Not to be confused with the Church of Satan, the Satanic Temple told WQAD that the club “actually isn’t a club that’s meant to proselytize Satanism or even engage in discussions about religious opinion,” Satanic Temple co-founder Lucien Greaves said.

“This is an educational program meant to focus on critical thinking and just basic education skills,” he said.

The Satanic Temple’s mission, as stated on their website, is to “encourage benevolence and empathy, reject tyrannical authority, advocate practical common sense, oppose injustice, and undertake noble pursuits.”

In December, Newsweek reported that the Satanic Temple of Illinois would be setting up a holiday display in the capitol rotunda in Springfield.
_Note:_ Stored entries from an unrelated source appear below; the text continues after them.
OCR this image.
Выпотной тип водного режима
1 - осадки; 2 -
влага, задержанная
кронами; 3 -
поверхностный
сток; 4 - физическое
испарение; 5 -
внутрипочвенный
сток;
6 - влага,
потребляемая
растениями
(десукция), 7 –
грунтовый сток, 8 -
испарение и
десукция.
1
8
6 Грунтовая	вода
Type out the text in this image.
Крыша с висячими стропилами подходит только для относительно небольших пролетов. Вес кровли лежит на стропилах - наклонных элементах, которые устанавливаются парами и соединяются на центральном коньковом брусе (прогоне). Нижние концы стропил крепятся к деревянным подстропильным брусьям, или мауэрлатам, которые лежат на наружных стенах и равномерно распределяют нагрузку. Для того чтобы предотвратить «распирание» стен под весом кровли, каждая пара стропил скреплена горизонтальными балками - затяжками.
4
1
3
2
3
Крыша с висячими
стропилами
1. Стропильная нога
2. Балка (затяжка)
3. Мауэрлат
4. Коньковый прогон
The display depicted the deity Baphomet as a baby, WICS reported, and temple members told the station that it was intended to “represent plurality, unity, compassion, and empathy, and described it as ‘a display of positive values.'”
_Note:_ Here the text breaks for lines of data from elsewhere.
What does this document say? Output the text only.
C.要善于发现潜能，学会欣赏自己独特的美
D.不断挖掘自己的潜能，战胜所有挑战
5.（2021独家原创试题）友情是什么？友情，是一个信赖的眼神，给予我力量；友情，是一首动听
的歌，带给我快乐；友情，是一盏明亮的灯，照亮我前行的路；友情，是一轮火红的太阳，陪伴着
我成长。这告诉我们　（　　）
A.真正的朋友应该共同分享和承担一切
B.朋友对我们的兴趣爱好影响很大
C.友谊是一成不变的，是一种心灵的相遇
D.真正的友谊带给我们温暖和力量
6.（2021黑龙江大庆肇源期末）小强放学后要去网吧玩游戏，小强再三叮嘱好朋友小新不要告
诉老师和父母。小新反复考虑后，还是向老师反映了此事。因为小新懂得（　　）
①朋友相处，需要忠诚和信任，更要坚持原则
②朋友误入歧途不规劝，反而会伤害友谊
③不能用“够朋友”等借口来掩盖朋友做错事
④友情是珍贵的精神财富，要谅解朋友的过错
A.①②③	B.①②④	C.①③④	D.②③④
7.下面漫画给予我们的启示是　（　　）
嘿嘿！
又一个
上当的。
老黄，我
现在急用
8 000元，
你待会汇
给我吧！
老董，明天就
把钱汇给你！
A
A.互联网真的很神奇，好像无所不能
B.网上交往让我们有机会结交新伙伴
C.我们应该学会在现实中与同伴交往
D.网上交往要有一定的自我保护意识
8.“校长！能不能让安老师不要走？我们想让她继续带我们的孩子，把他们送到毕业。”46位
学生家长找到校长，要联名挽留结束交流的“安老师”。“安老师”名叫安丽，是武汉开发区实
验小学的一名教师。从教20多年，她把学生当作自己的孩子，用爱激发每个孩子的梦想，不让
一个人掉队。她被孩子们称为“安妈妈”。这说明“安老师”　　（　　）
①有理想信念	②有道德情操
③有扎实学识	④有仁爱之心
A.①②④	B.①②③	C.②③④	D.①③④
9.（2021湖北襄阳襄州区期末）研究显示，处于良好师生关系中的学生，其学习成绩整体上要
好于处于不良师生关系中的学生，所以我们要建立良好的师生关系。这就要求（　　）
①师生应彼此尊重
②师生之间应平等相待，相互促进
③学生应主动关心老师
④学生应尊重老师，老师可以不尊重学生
The display was protested by members of the Catholic group American Society for the Defense of Tradition, Family, and Property, WICS reported.

A sign set up in front of the holiday displays explained that “The State of Illinois is required by the First Amendment of the United States Constitution to allow temporary, public display in the state capitol so long as these displays are not paid for by taxpayer dollars,” the station reported.
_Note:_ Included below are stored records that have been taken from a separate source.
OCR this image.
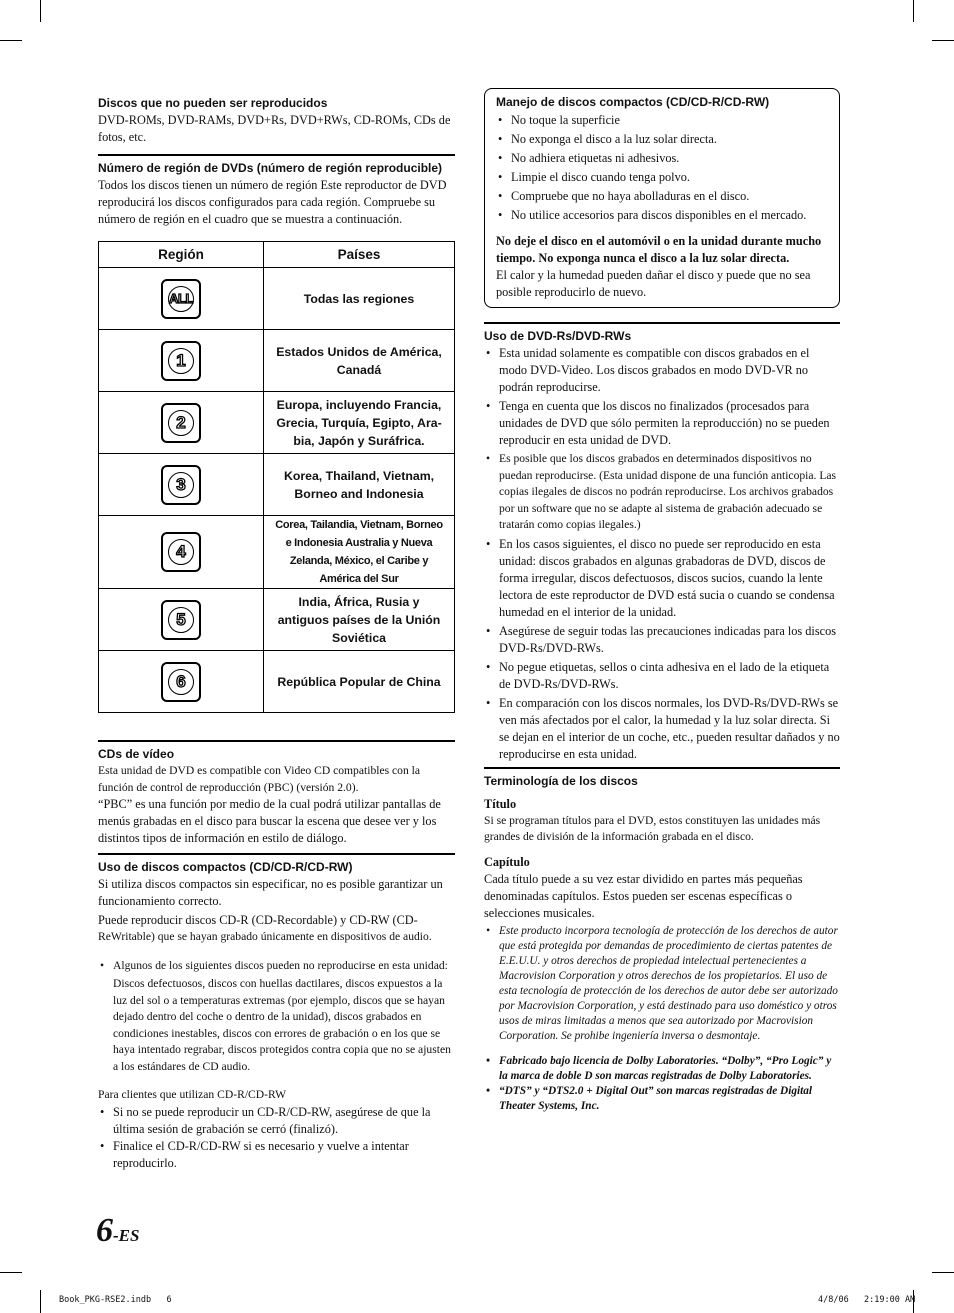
Discos que no pueden ser reproducidos

DVD-ROMs, DVD-RAMs, DVD+Rs, DVD+RWs, CD-ROMs, CDs de fotos, etc.

Número de región de DVDs (número de región reproducible)

Todos los discos tienen un número de región Este reproductor de DVD reproducirá los discos configurados para cada región. Compruebe su número de región en el cuadro que se muestra a continuación.

Región	Países

ALL	Todas las regiones

1	Estados Unidos de América, Canadá

2	Europa, incluyendo Francia, Grecia, Turquía, Egipto, Ara-bia, Japón y Suráfrica.

3	Korea, Thailand, Vietnam, Borneo and Indonesia

4	Corea, Tailandia, Vietnam, Borneo e Indonesia Australia y Nueva Zelanda, México, el Caribe y América del Sur

5	India, África, Rusia y antiguos países de la Unión Soviética

6	República Popular de China
CDs de vídeo

Esta unidad de DVD es compatible con Video CD compatibles con la función de control de reproducción (PBC) (versión 2.0).

“PBC” es una función por medio de la cual podrá utilizar pantallas de menús grabadas en el disco para buscar la escena que desee ver y los distintos tipos de información en estilo de diálogo.

Uso de discos compactos (CD/CD-R/CD-RW)

Si utiliza discos compactos sin especificar, no es posible garantizar un funcionamiento correcto.

Puede reproducir discos CD-R (CD-Recordable) y CD-RW (CD-

ReWritable) que se hayan grabado únicamente en dispositivos de audio.

• Algunos de los siguientes discos pueden no reproducirse en esta unidad:

Discos defectuosos, discos con huellas dactilares, discos expuestos a la luz del sol o a temperaturas extremas (por ejemplo, discos que se hayan dejado dentro del coche o dentro de la unidad), discos grabados en condiciones inestables, discos con errores de grabación o en los que se haya intentado regrabar, discos protegidos contra copia que no se ajusten a los estándares de CD audio.

Para clientes que utilizan CD-R/CD-RW

• Si no se puede reproducir un CD-R/CD-RW, asegúrese de que la última sesión de grabación se cerró (finalizó).
• Finalice el CD-R/CD-RW si es necesario y vuelve a intentar reproducirlo.
Manejo de discos compactos (CD/CD-R/CD-RW)
• No toque la superficie
• No exponga el disco a la luz solar directa.
• No adhiera etiquetas ni adhesivos.
• Limpie el disco cuando tenga polvo.
• Compruebe que no haya abolladuras en el disco.
• No utilice accesorios para discos disponibles en el mercado.

No deje el disco en el automóvil o en la unidad durante mucho tiempo. No exponga nunca el disco a la luz solar directa.

El calor y la humedad pueden dañar el disco y puede que no sea posible reproducirlo de nuevo.

Uso de DVD-Rs/DVD-RWs
• Esta unidad solamente es compatible con discos grabados en el modo DVD-Video. Los discos grabados en modo DVD-VR no podrán reproducirse.
• Tenga en cuenta que los discos no finalizados (procesados para unidades de DVD que sólo permiten la reproducción) no se pueden reproducir en esta unidad de DVD.
• Es posible que los discos grabados en determinados dispositivos no puedan reproducirse. (Esta unidad dispone de una función anticopia. Las copias ilegales de discos no podrán reproducirse. Los archivos grabados por un software que no se adapte al sistema de grabación adecuado se tratarán como copias ilegales.)
• En los casos siguientes, el disco no puede ser reproducido en esta unidad: discos grabados en algunas grabadoras de DVD, discos de forma irregular, discos defectuosos, discos sucios, cuando la lente lectora de este reproductor de DVD está sucia o cuando se condensa humedad en el interior de la unidad.
• Asegúrese de seguir todas las precauciones indicadas para los discos DVD-Rs/DVD-RWs.
• No pegue etiquetas, sellos o cinta adhesiva en el lado de la etiqueta de DVD-Rs/DVD-RWs.
• En comparación con los discos normales, los DVD-Rs/DVD-RWs se ven más afectados por el calor, la humedad y la luz solar directa. Si se dejan en el interior de un coche, etc., pueden resultar dañados y no reproducirse en esta unidad.
Terminología de los discos

Título

Si se programan títulos para el DVD, estos constituyen las unidades más grandes de división de la información grabada en el disco.

Capítulo

Cada título puede a su vez estar dividido en partes más pequeñas denominadas capítulos. Estos pueden ser escenas específicas o selecciones musicales.

• Este producto incorpora tecnología de protección de los derechos de autor que está protegida por demandas de procedimiento de ciertas patentes de E.E.U.U. y otros derechos de propiedad intelectual pertenecientes a Macrovision Corporation y otros derechos de los propietarios. El uso de esta tecnología de protección de los derechos de autor debe ser autorizado por Macrovision Corporation, y está destinado para uso doméstico y otros usos de miras limitadas a menos que sea autorizado por Macrovision Corporation. Se prohibe ingeniería inversa o desmontaje.
• Fabricado bajo licencia de Dolby Laboratories. “Dolby”, “Pro Logic” y la marca de doble D son marcas registradas de Dolby Laboratories.
• “DTS” y “DTS2.0 + Digital Out” son marcas registradas de Digital Theater Systems, Inc.
6-ES
Book_PKG-RSE2.indb   6	4/8/06   2:19:00 AM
The school district responded to the pushback of the after-school club highlighting the fact that by law, organizations are allowed to rent publicly-funded spaces to host events.

“To illegally deny their organization [viewpoint] to pay to rent our publicly-funded institution, after school hours, subjects the district to a discrimination lawsuit, which we will not win, likely taking thousands upon thousands of tax-payer dollars away from our teachers, staff, and classrooms,” said a statement released from Rachel Savage, Superintendent, Moline-Coal Valley Schools released this week.

The Belleville News-Dispatch noted that it is because of a 2001 Supreme Court ruling, Good News Club v. Milford Central School, that schools are not allowed to discriminate against religious speech if a religious organization wants to offer a club on school property.

The Good News Club, a child evangelism group, has previously been approved and held within the Moline-Coal Valley School District, according to a statement from the district published by KWQC.

Baphomet statue, Satanic Temple
A school district in Illinois responded to concerns over “The After School Satan Club” being offered on school grounds. This Baphomet statue is seen in the conversion room at the Satanic Temple in Salem, Massachusett on October 8, 2019.
Joseph Prezioso / AFP/Getty Images

The flier displayed at the elementary school was posted online and shared by the Belleville News-Dispatch in its entirety.

The flier tells parents that participating in the after school program will teach their students, “benevolence & empathy,” “critical thinking,” “problem solving,” “creative expression” and “personally sovereignty”

It said all children grades 1-5 are invited to join regardless of religious background.

Newsweek reported in December that the Satanic Temple claimed to have more than half a million registered members.

Newsweek reached out to the Satanic Temple for comment.